This semester, the textbook I am using to teach data analytics is Business Intelligence by Sharda, Delen, and Turban. In Chapter 3, the authors describe how a data warehouse fits into a business enterprise. A data warehouse (DW) is more than a spreadsheet. It is more than a two-dimensional transactional database. A DW takes expertise to build and maintain. If done correctly, users within the company will be able to quickly access important data that they need to make decisions. Having a good DW is essential for any large enterprise today.
Near the end of the chapter, the authors list problems that are encountered when technologists go in to build a DW for an enterprise.
Problem #3 is “Engaging in politically naive behavior.”
Do not simply state that a data warehouse will help managers make better decisions. This may imply that you feel they have been making bad decisions until now.

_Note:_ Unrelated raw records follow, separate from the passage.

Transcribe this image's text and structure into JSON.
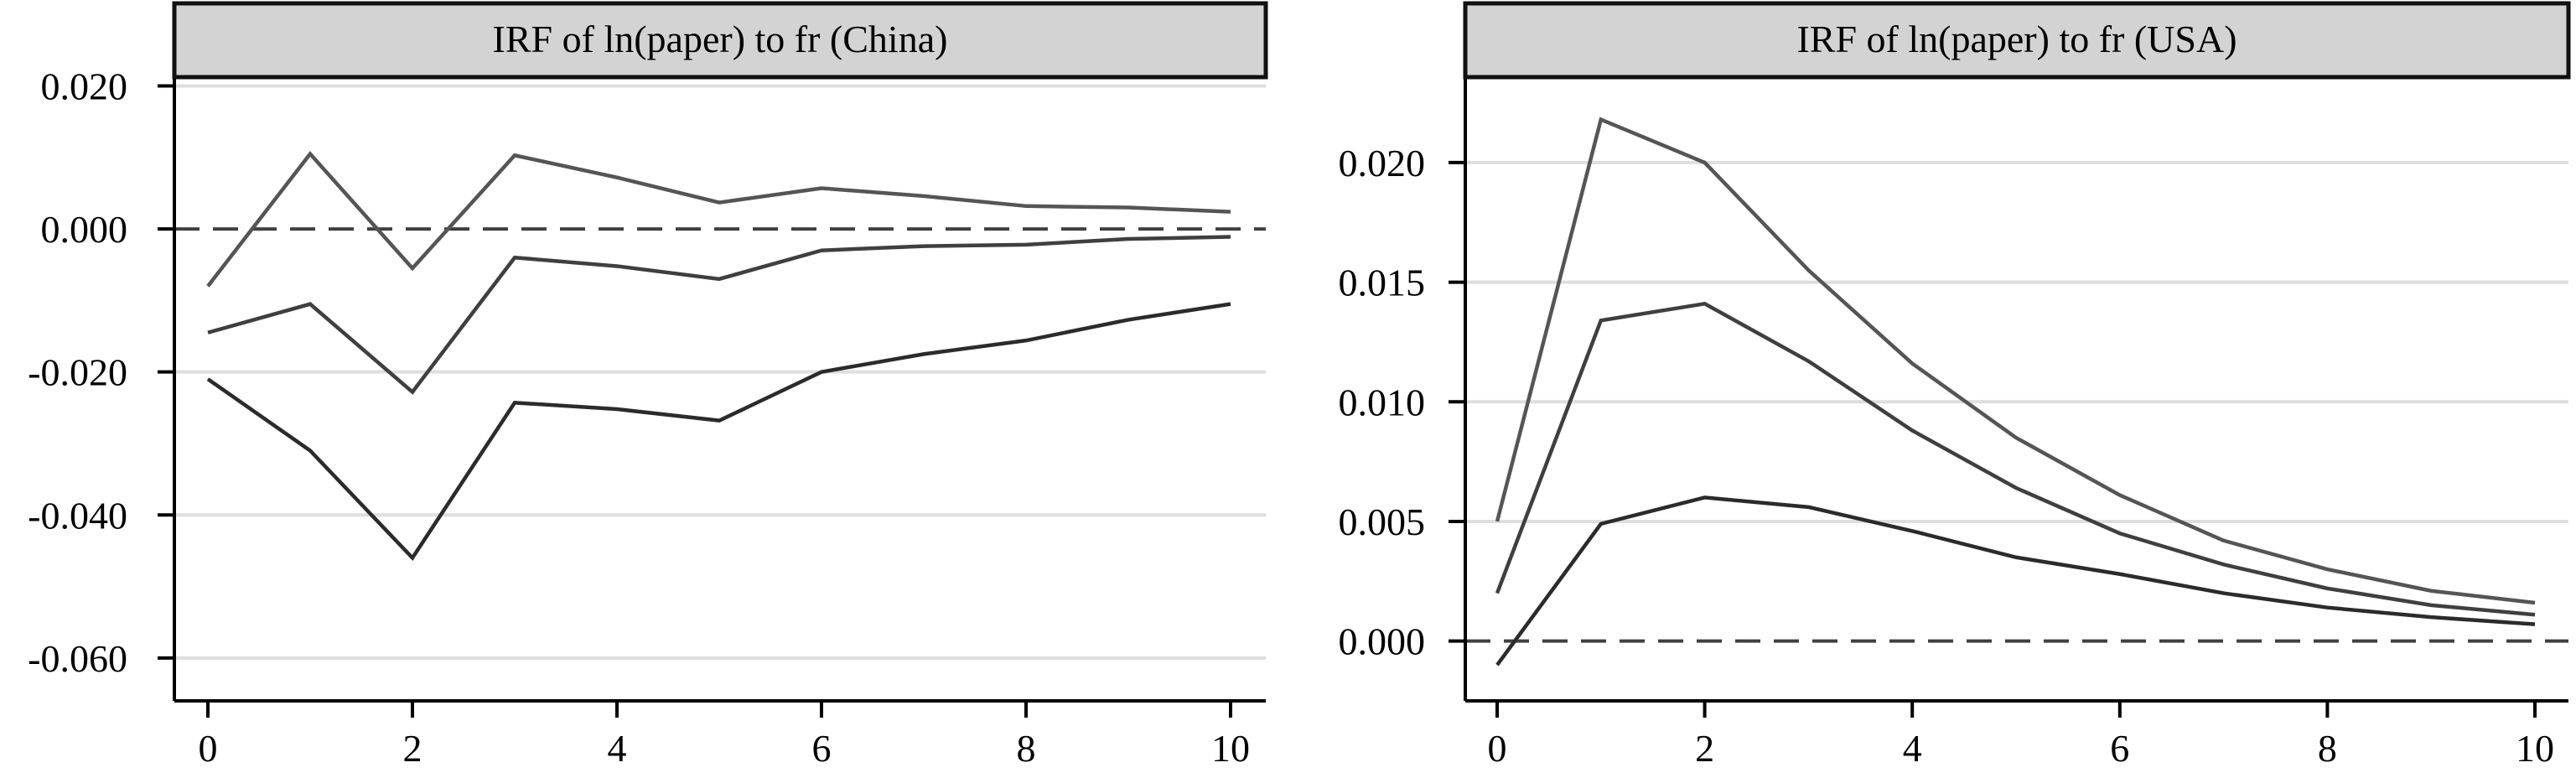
{
  "chart_data": [
    {
      "type": "line",
      "title": "IRF of ln(paper) to fr (China)",
      "xlabel": "",
      "ylabel": "",
      "xlim": [
        0,
        10
      ],
      "ylim": [
        -0.066,
        0.021
      ],
      "xticks": [
        "0",
        "2",
        "4",
        "6",
        "8",
        "10"
      ],
      "yticks": [
        "0.020",
        "0.000",
        "-0.020",
        "-0.040",
        "-0.060"
      ],
      "reference_line": 0,
      "grid": true,
      "colors": [
        "#555555",
        "#3f3f3f",
        "#2b2b2b"
      ],
      "x": [
        0,
        1,
        2,
        3,
        4,
        5,
        6,
        7,
        8,
        9,
        10
      ],
      "series": [
        {
          "values": [
            -0.008,
            0.0105,
            -0.0055,
            0.0103,
            0.0072,
            0.0037,
            0.0057,
            0.0046,
            0.0032,
            0.003,
            0.0024
          ]
        },
        {
          "values": [
            -0.0145,
            -0.0105,
            -0.0228,
            -0.004,
            -0.0052,
            -0.007,
            -0.003,
            -0.0024,
            -0.0022,
            -0.0014,
            -0.0011
          ]
        },
        {
          "values": [
            -0.021,
            -0.031,
            -0.046,
            -0.0243,
            -0.0252,
            -0.0268,
            -0.02,
            -0.0175,
            -0.0156,
            -0.0127,
            -0.0105
          ]
        }
      ]
    },
    {
      "type": "line",
      "title": "IRF of ln(paper)  to fr (USA)",
      "xlabel": "",
      "ylabel": "",
      "xlim": [
        0,
        10
      ],
      "ylim": [
        -0.0025,
        0.0235
      ],
      "xticks": [
        "0",
        "2",
        "4",
        "6",
        "8",
        "10"
      ],
      "yticks": [
        "0.020",
        "0.015",
        "0.010",
        "0.005",
        "0.000"
      ],
      "reference_line": 0,
      "grid": true,
      "colors": [
        "#555555",
        "#3f3f3f",
        "#2b2b2b"
      ],
      "x": [
        0,
        1,
        2,
        3,
        4,
        5,
        6,
        7,
        8,
        9,
        10
      ],
      "series": [
        {
          "values": [
            0.005,
            0.0218,
            0.02,
            0.0155,
            0.0116,
            0.0085,
            0.0061,
            0.0042,
            0.003,
            0.0021,
            0.0016
          ]
        },
        {
          "values": [
            0.002,
            0.0134,
            0.0141,
            0.0117,
            0.0088,
            0.0064,
            0.0045,
            0.0032,
            0.0022,
            0.0015,
            0.0011
          ]
        },
        {
          "values": [
            -0.001,
            0.0049,
            0.006,
            0.0056,
            0.0046,
            0.0035,
            0.0028,
            0.002,
            0.0014,
            0.001,
            0.0007
          ]
        }
      ]
    }
  ]
}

Wow. What else can go wrong?
Problem #4 is “Loading the warehouse with information just because it is available.”
Do not let the data warehouse become a data landfill. This would unnecessarily slow the use of the system.
Saving data has become very cheap. Here is a blog that documents the decrease in the cost of hardware for data storage. It is also true that “evidence based decision-making” can give an organization a competitive advantage. What does not follow is that any data should be loaded into your data warehouse.
A data warehouse is useful if users can get to the relevant data quickly for important decisions. When there is too much data being saved, then the irrelevant data becomes clutter.
I relate to this in my own life because of my phone camera. Today, I can take hundreds of pictures on my smartphone and they stay on my phone’s memory. At the end of the year, I’d like less than 50 pictures that are high quality. What actually happens is that I’m overwhelmed with the clutter in my photo gallery.
I don’t want to return to the old days of film. However, the fact that film was costly to purchase and develop forced people to make better choices about what to take pictures of. At the end of the year, it seems like it would have been easier to find the handful of images that are worth saving and curating for the future.
Even though the marginal cost of saving more data has gone down, there is still a reason not to save too much data. The cost of the human hours needed to wade through it all is prohibitive. According to Glassdoor, the average annual base pay for a data warehouse administrator is $118,153.